Soledad O’Brien speaks at UNCW about food insecurity on college campuses
WILMINGTON, NC (WWAY) — Award-winning journalist and philanthropist Soledad O’Brien spoke at UNCW on Tuesday night about food insecurity on college campuses.
Food insecurity is defined by the USDA as a lack of consistent access to enough food for every person in a household to live an active, healthy life.
The documentary produced by O’Brien revealed 45 percent of college students report struggling with hunger.
“In a lot of schools, kids are fed kindergarten through 12. What do they think happens to those students when they go to college? They just suddenly, magically find food? They don’t,” O’Brien said.
O’Brien’s talk was held in the Burney Center as a part of UNCW’s Campus Life Leadership Lecture Series.
She shared the experiences of the four college students featured in her documentary “Hungry to Learn.” WWAY had the chance to speak with O’Brien one on one. She says what inspired her to look into food insecurity on college campuses stemmed from a conversation with a friend who worked on a university campus in New York.
“It wasn’t something I thought a lot about and then a girlfriend of mine who is a professor and helped in the journalism club. She discovered students were living in the journalism office, in fact, they were homeless,” O’Brien said. “She was surprised, we were surprised. Then there was this survey done on students self-reporting about hunger. I had thought it was a small number, sad cases of unfortunate incidents. Then I realized, in some cases, fifty…five-zero percent of students were saying they had experienced some kind of food insecurity.”
“Hungry to Learn” highlights the humiliation students experience when asking for help and the challenges of actually receiving help.
“A lot of people, they think they could identify someone who’s hungry, they could identify someone who’s in poverty, someone who’s struggling. But in our documentary where we focus on four students, you really can’t. They look like students but the added burden and the stress of having to like find food and think about food all the time is such a mental weight on them,” O’Brien said.
While the documentary wasn’t filmed at UNCW, food insecurity is something that’s impacting some UNCW students.
“They’re not going to be able to study or focus if they’re hungry and so we wanted to help provide that support to students so they can do what they’re here to do which is to focus on their studies and graduate,” UNCW Director of Student Community Engagement Jaime Russell said.
The Hawk’s Harvest Food Pantry opened in the spring of 2019 following Hurricane Florence. Just last semester, Russell says the pantry distributed more than 6,500 pounds of food.
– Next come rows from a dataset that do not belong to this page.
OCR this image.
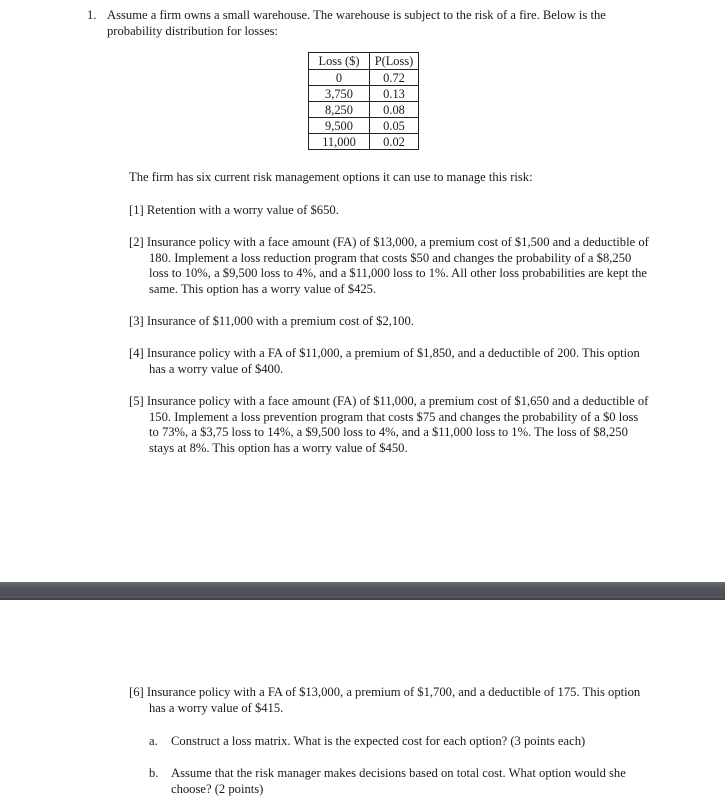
1. Assume a firm owns a small warehouse. The warehouse is subject to the risk of a fire. Below is the probability distribution for losses:
Loss ($)	P(Loss)
0	0.72
3,750	0.13
8,250	0.08
9,500	0.05
11,000	0.02
The firm has six current risk management options it can use to manage this risk:
[1] Retention with a worry value of $650.
[2] Insurance policy with a face amount (FA) of $13,000, a premium cost of $1,500 and a deductible of 180. Implement a loss reduction program that costs $50 and changes the probability of a $8,250 loss to 10%, a $9,500 loss to 4%, and a $11,000 loss to 1%. All other loss probabilities are kept the same. This option has a worry value of $425.
[3] Insurance of $11,000 with a premium cost of $2,100.
[4] Insurance policy with a FA of $11,000, a premium of $1,850, and a deductible of 200. This option has a worry value of $400.
[5] Insurance policy with a face amount (FA) of $11,000, a premium cost of $1,650 and a deductible of 150. Implement a loss prevention program that costs $75 and changes the probability of a $0 loss to 73%, a $3,75 loss to 14%, a $9,500 loss to 4%, and a $11,000 loss to 1%. The loss of $8,250 stays at 8%. This option has a worry value of $450.
[6] Insurance policy with a FA of $13,000, a premium of $1,700, and a deductible of 175. This option has a worry value of $415.
a. Construct a loss matrix. What is the expected cost for each option? (3 points each)
b. Assume that the risk manager makes decisions based on total cost. What option would she choose? (2 points)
However, the Hawk’s Harvest collects and distributes more than food. Students can grab feminine hygiene products, deodorant, toothbrushes, and other toiletries during the “Grocery Grab” hours. Recently, Russell says they have patterned with the Diaper Bank to make diapers available for students with children. She notes that not all students are 18 years old and fresh out of high school, some have families of their own that they may be struggling to feed as well.
“We’re a very caring community here at UNCW and I think that Hawk’s Harvest is evidence of that,” Russell said. “I think to just walk in the store and see a friendly face and somebody who just wants to support you because that’s what we do.”
Hawk’s Harvest is looking to expand into a second location on campus sometime in the fall of 2023. In addition to the non-perishables on the shelves now, Russell says they hope to add refrigerated and freezer items to the pantry.